4. D'autre part, la qualification de contrat de travail ne dépend ni de la volonté exprimée par les parties, ni de la dénomination qu'elles ont entendu donner à la convention qui les lie mais des seules conditions de fait dans lesquelles le travailleur exerce son activité. A cet égard, la qualité de salarié suppose nécessairement l'existence d'un lien juridique de subordination du travailleur à la personne qui l'emploie, le contrat de travail ayant pour objet et pour effet de placer le travailleur sous la direction, la surveillance et l'autorité de son cocontractant, lequel dispose de la faculté de donner des ordres et des directives, de contrôler l'exécution dudit contrat et de sanctionner les manquements de son subordonné. Dès lors, pour l'application des dispositions précitées de l'article L. 8251-1 du code du travail, il appartient à l'autorité administrative de relever, sous le contrôle du juge, les indices objectifs de subordination permettant d'établir la nature salariale des liens contractuels existant entre un employeur et le travailleur qu'il emploie.
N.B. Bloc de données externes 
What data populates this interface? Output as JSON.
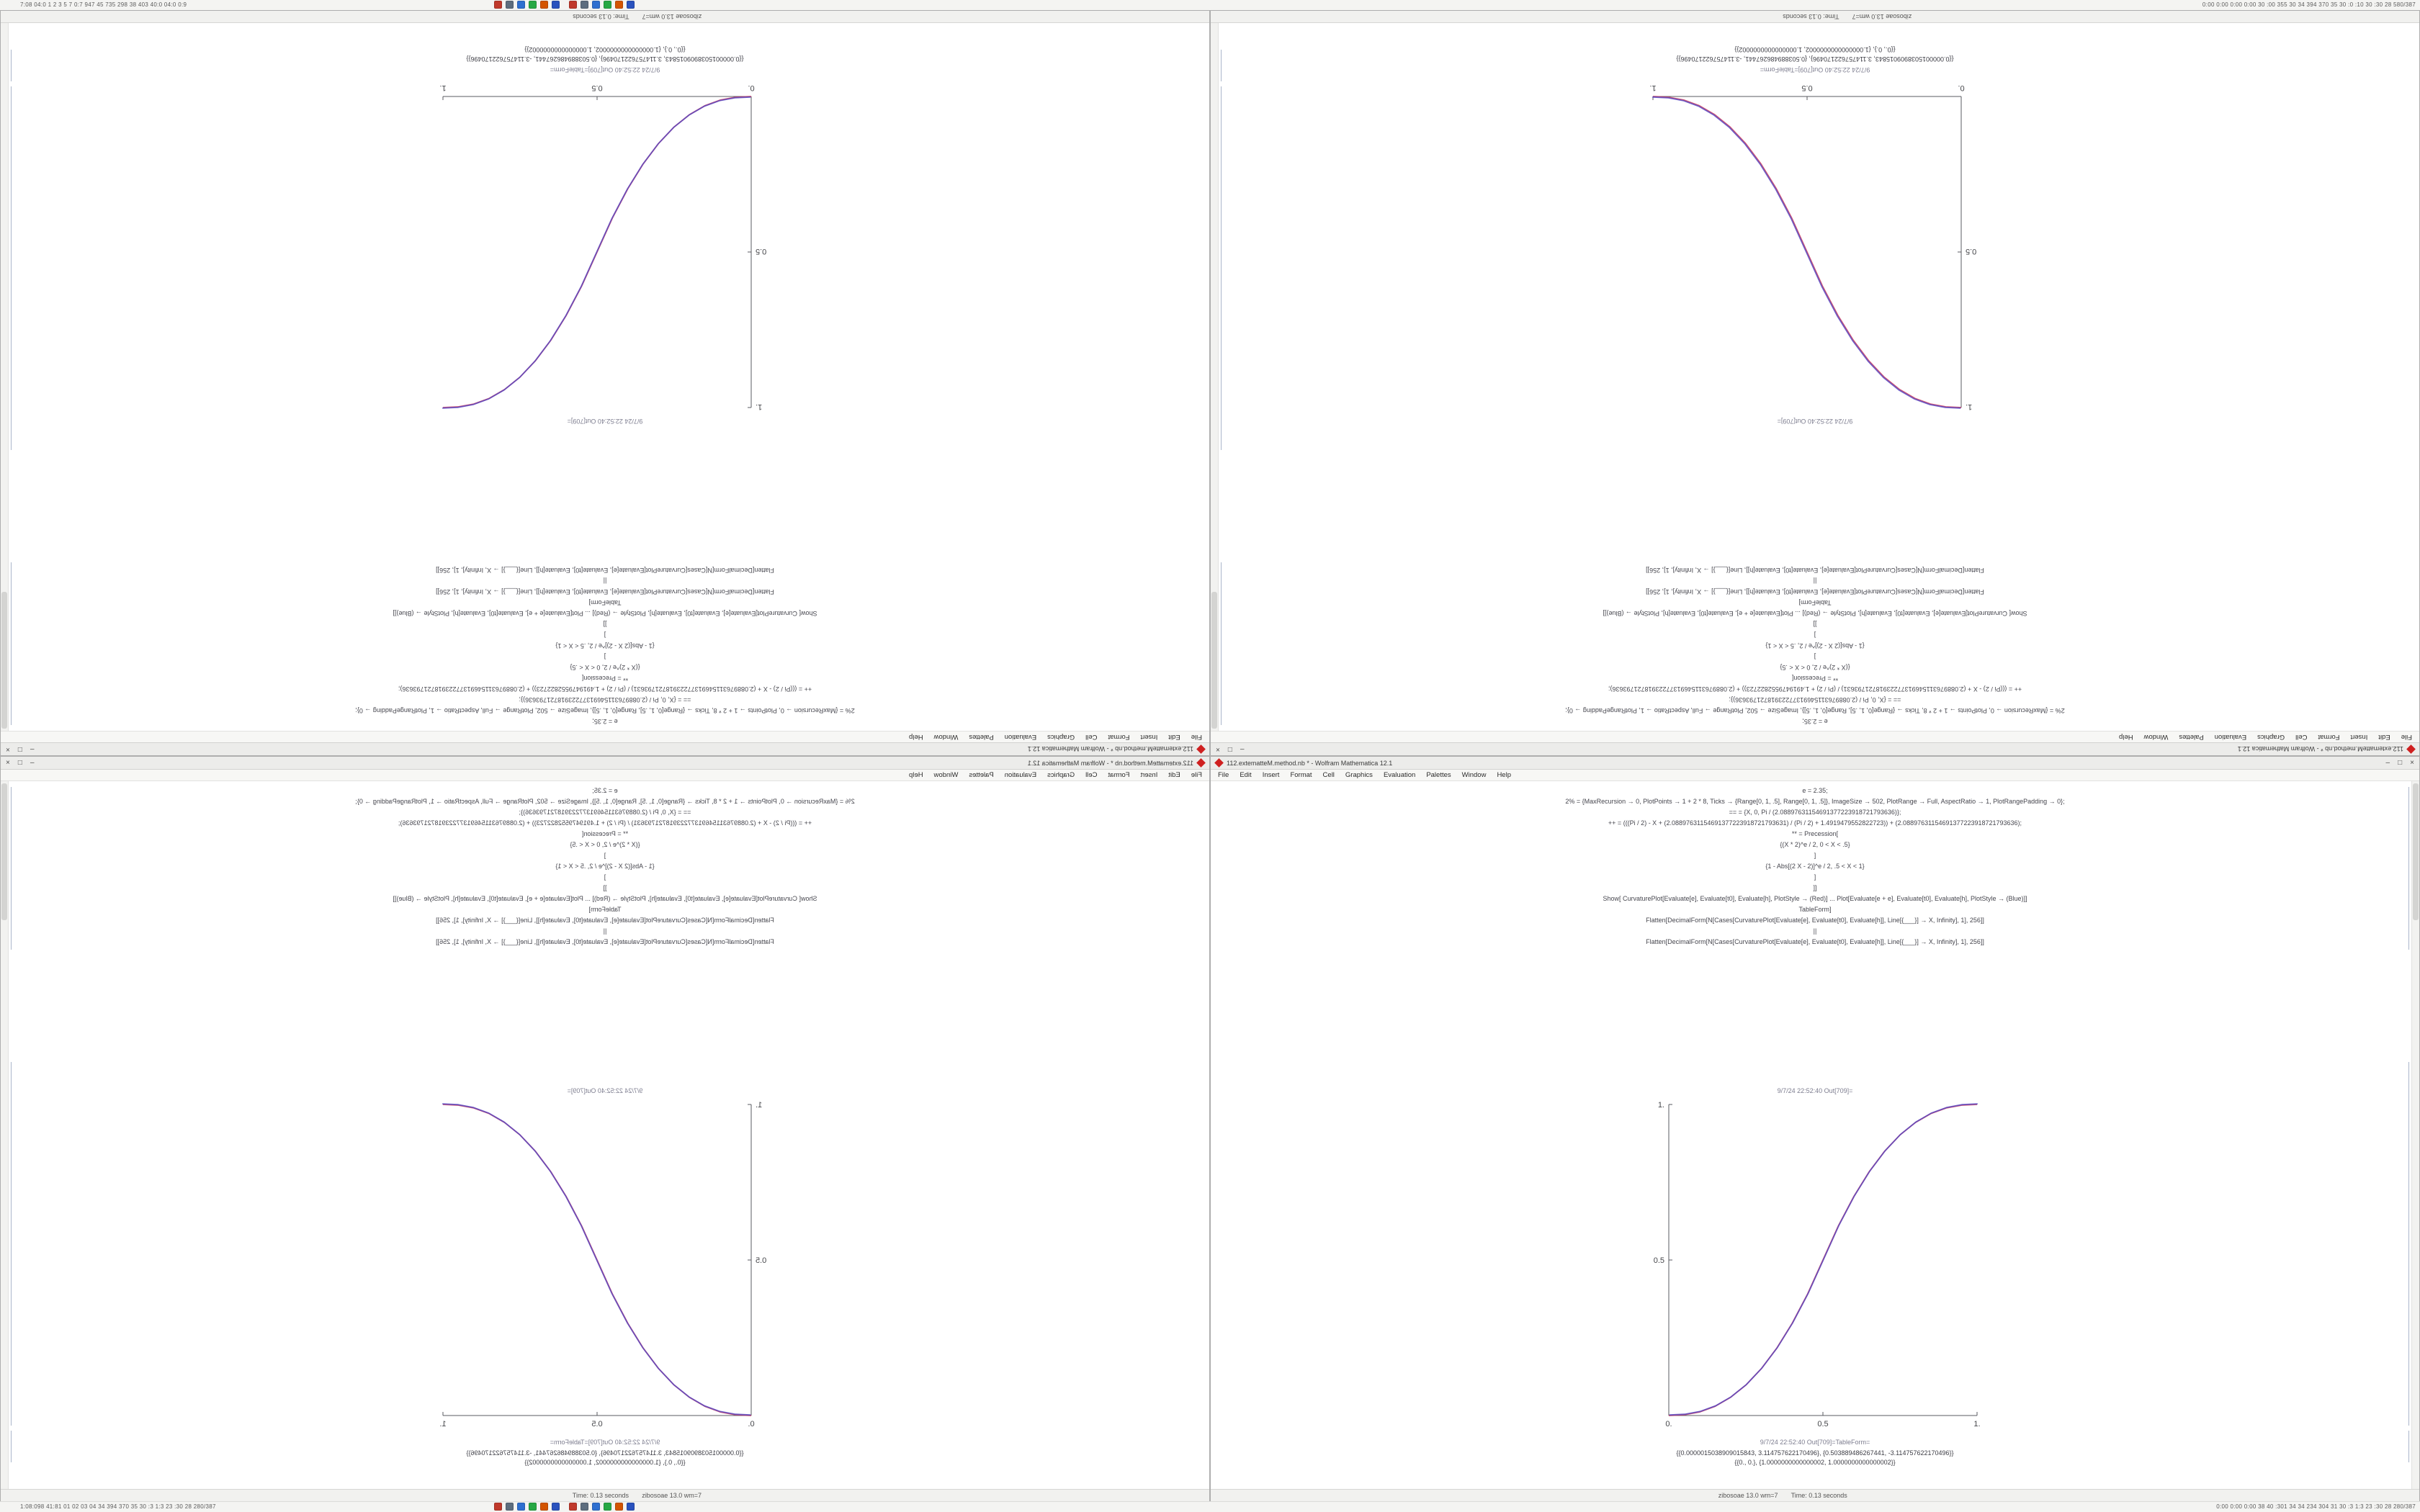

5. M. B soutient que la décision est entachée d'une erreur manifeste d'appréciation dès lors qu'il ne connait pas M. A, qui n'a jamais travaillé pour lui et contre qui il a porté plainte. Il résulte toutefois de l'instruction, et notamment des procès-verbaux établis par les services de police, qui font foi jusqu'à preuve du contraire, que M. A, ressortissant algérien dépourvu d'autorisation de travail, a été contrôlé alors qu'il effectuait une livraison pour le compte de Uber Eats en utilisant le profil de M. B. M. A a déclaré, lors de son audition par les services de police, qu'il travaillait depuis deux jours en utilisant le compte de M. B et que ce dernier devait le payer. Dans ces conditions, le lien juridique de subordination du travailleur étranger au requérant est bien établi.

6. Il résulte de ce qui précède que M. B n'est pas fondé à demander l'annulation de la décision du 13 octobre 2021. Sa requête doit par suite être rejetée, y compris ses conclusions présentées au titre des dispositions de l'article L. 761-1 du code de justice administrative.

D E C I D E :

Article 1er : La requête de M. B est rejetée.

Article 2 : Le présent jugement sera notifié à M. C B et à l'Office français de l'immigration et de l'intégration.

Délibéré après l'audience du 4 avril 2023, à laquelle siégeaient :

M. Dhers, président,

Mme Devys, première conseillère

M. Cormier, conseiller.

Rendu public par mise à disposition au greffe le 18 avril 2023.

La rapporteure,

J. Devys

Le président,

S. DhersLe greffier,

P. Souhait

La République mande et ordonne au ministre de l'intérieur et des outre-mer en ce qui le concerne ou à tous commissaires de justice à ce requis en ce qui concerne les voies de droit commun contre les parties privées, de pourvoir à l'exécution de la présente décision.